We recently sat down with Kent McCormick Ph.D., co-founder of Lattice Engines and current founder of Photon Vault. Lattice Engines was a first-generation AI/ML platform for sales and marketing, and was acquired by Dun & Bradstreet in 2019.
We talked with Kent about his 15 years at the epicenter of the AI/ML revolution. Check out our interview about successfully operationalizing analytics!
Matt Mesher at Savant: You founded Lattice Engines before AI/ML was even a term. What inspired you to do that and what did you learn from it?
Kent McCormick: What got us interested in AI/ML were the experiences that both my co-founder and I had as consultants at McKinsey and then with tech giants like EMC. We got to see the power of applying analytics techniques to business problems.
We wanted to take those learnings – that others had been applying to areas like supply chain, fraud and risk – and use them in sales and marketing.

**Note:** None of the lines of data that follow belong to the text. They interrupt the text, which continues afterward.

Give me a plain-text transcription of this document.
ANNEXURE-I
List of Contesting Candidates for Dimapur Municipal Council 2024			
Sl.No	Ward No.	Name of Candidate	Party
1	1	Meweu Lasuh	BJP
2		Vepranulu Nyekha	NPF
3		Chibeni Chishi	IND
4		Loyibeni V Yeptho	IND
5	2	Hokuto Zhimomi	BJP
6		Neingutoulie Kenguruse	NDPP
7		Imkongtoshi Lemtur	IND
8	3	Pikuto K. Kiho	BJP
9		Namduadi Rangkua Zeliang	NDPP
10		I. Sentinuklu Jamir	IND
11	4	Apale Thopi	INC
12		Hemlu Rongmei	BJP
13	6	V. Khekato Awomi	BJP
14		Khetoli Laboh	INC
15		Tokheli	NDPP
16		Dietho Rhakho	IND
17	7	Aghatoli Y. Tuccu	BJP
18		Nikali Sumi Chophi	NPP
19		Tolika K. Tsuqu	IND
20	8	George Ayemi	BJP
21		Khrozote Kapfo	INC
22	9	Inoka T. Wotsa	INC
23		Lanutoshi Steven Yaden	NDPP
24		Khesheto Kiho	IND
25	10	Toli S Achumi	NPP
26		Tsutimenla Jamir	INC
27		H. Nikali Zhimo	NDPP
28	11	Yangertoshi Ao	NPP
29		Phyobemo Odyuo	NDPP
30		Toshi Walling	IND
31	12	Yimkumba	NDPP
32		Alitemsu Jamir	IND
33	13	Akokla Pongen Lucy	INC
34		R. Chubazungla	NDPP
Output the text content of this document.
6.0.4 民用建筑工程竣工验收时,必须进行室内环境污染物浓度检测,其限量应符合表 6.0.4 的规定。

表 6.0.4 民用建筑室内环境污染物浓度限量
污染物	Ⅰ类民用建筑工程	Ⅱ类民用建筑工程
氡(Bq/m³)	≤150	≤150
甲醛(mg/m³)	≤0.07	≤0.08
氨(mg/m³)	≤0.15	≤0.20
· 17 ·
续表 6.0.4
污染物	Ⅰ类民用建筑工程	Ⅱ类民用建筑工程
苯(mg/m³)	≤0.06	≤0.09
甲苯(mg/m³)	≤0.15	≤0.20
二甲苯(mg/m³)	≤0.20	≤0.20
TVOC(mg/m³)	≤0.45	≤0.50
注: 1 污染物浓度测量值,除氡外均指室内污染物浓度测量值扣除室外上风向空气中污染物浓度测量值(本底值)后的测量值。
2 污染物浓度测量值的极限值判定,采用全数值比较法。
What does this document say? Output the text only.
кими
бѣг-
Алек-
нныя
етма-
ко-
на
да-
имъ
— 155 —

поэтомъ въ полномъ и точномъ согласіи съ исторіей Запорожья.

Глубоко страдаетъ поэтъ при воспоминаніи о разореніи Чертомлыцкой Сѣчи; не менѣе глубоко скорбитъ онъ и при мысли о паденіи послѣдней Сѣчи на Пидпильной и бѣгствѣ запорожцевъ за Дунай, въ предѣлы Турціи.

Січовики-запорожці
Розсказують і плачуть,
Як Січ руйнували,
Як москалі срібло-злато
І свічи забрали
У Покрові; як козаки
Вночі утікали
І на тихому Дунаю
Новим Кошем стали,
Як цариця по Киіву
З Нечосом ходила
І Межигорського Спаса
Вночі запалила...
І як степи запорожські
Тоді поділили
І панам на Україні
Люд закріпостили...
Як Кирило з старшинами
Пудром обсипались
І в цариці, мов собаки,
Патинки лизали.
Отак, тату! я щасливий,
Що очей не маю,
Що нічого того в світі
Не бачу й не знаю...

We spent a lot of time with our customers discovering how to prepare their data for sales and marketing use-cases, get end-to-end organizational buy-in, and turn it all into something that could transform businesses.
There are many challenges when going from the experimentation stage to an actual, scalable solution that your business can depend on. Some of them are technology-based and others are organizational in nature. Both have come very far in the last several years.
Matt: What does successful analytics look like in your opinion? What do you look for?
Kent: The critical thing is to make sure you're focused on an impactful business problem and understand how the analytic insights will be used in business operations.
In my experience, frequent and fine-grained decisions make the best opportunities for analytics impact on the business.
Matt: What were some of the challenges you see teams facing when trying to operationalize analytics?
Kent: One of the biggest is just getting the organization to accept the analytics and start running the business in that way. People are already used to working one way and you need to create buy-in for your analytics.
If you don’t have the commitment top down and bottom up in the organization to actually embrace the analytics, then it can be hard to have a successful project. You may build something cool, but that doesn’t mean it will get used.
The other thing, which is always an issue, is the data.
There have been situations where there’s a lot of excitement and interest from everyone in the organization, but when it comes time to actually pull the data together, there’s no cross-organizational data infrastructure. So what you imagine is easy, actually becomes very hard. It certainly can extend the timeline and costs, and, in some cases, make it impossible to execute the vision.
Matt: What is one piece of advice you have for someone looking to build a highly impactful data and analytics org?
Kent: Do not underestimate the challenge of understandable, trustable and maintainable analytics.
This is ultimately about how you make sure what you’re building does what it’s expected to do and keeps doing what it's expected to do and allows for incremental improvements (without breaking ten other things). Without infrastructure that’s designed for this, you end up going down a spaghetti path that limits your capabilities over time.
The problem is that when your teams are focusing on just maintaining various parts of your data stack, then your analytics suffer. No-code analytics automation platforms like Savant can be hugely helpful for this – simplify the experience and focus on the analytics.
This is a golden age for analytics, especially with the advent of these new tools and technologies. It’s a very exciting time to be an analyst and certainly the most exciting time in my career.